The server cluster is doing exactly what it was designed to do; it is giving users more and considerably faster access to high performance data processing power and enabling new and larger collaborative projects with our research partners in Sussex, Manchester, Cambridge, Australia, Beijing, the Netherlands and Germany.
Our new GPFS file system allows much higher concurrency in writing data. Previously only 8 concurrent writes could be processed optimally. For large jobs, we now use 128 concurrent writes and recently – by accident – a user wrote from 1024 concurrent processes. The latter tested the file servers! I have seen a sustained throughput for a single multi-processor job of close on 2 GB/s.

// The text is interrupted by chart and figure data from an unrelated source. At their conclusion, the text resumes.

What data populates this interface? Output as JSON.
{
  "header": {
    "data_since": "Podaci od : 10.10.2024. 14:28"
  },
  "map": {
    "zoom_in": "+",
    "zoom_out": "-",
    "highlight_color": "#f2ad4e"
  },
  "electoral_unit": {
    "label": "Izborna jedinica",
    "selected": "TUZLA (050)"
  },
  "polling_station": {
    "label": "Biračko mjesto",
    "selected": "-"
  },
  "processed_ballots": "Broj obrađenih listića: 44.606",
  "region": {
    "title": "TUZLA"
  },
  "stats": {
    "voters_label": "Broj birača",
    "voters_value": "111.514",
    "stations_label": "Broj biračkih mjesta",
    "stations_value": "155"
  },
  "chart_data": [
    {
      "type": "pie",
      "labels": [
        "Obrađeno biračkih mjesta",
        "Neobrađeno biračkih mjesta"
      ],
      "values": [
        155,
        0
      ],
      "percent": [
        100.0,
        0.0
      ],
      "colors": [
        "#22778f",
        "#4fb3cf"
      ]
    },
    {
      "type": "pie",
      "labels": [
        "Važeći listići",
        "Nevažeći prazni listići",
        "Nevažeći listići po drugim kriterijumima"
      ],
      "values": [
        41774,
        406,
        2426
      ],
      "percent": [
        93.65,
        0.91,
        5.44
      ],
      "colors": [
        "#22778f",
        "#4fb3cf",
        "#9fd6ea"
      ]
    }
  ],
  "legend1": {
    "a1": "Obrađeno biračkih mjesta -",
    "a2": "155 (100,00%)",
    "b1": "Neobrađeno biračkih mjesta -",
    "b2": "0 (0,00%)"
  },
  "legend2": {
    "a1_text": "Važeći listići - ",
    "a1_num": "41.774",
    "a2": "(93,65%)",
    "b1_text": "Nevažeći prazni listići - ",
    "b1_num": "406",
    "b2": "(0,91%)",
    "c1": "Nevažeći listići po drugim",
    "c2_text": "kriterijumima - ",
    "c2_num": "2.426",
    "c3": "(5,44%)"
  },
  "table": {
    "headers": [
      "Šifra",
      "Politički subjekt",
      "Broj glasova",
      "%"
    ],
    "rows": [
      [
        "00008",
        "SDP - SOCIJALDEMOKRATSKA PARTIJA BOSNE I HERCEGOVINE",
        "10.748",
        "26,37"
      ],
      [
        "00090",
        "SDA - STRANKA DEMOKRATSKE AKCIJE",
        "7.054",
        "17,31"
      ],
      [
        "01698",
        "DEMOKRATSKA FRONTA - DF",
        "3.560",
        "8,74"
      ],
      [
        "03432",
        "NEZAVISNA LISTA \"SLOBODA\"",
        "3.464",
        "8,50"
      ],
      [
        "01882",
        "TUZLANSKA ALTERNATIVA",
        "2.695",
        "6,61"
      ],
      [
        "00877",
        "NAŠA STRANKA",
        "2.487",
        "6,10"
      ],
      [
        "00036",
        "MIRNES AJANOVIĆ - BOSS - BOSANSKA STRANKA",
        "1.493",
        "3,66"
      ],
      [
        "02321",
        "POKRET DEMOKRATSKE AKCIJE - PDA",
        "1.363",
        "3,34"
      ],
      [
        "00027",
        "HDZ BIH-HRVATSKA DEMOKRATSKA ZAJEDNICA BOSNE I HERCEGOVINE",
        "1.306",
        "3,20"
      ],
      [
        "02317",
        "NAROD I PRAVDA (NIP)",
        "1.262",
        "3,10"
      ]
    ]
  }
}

In the last few weeks we have finished our first two ‘large jobs’. The first used 1580 cores of COSMA4 and nearly all of memory associated with this number of processors. It dumped out 30 TBs of data (17-18 TBs of useable data). The second used 1024 cores and dumped 20 TBs of useful data.
Although there are 620 TBs of GPFS storage in total, we could fill this at a very fast rate, so good data management will be essential.
We’re also working on supporting our high-throughput user community (separate to the HPC users). These users have now been migratied to our 800-core COSMA3 machine. COSMA3 is now fully incorporated into COSMA using the same OS as COSMA4 and is served by the same batch system. Thankfully, the users have their own 300 TBs of storage to support them.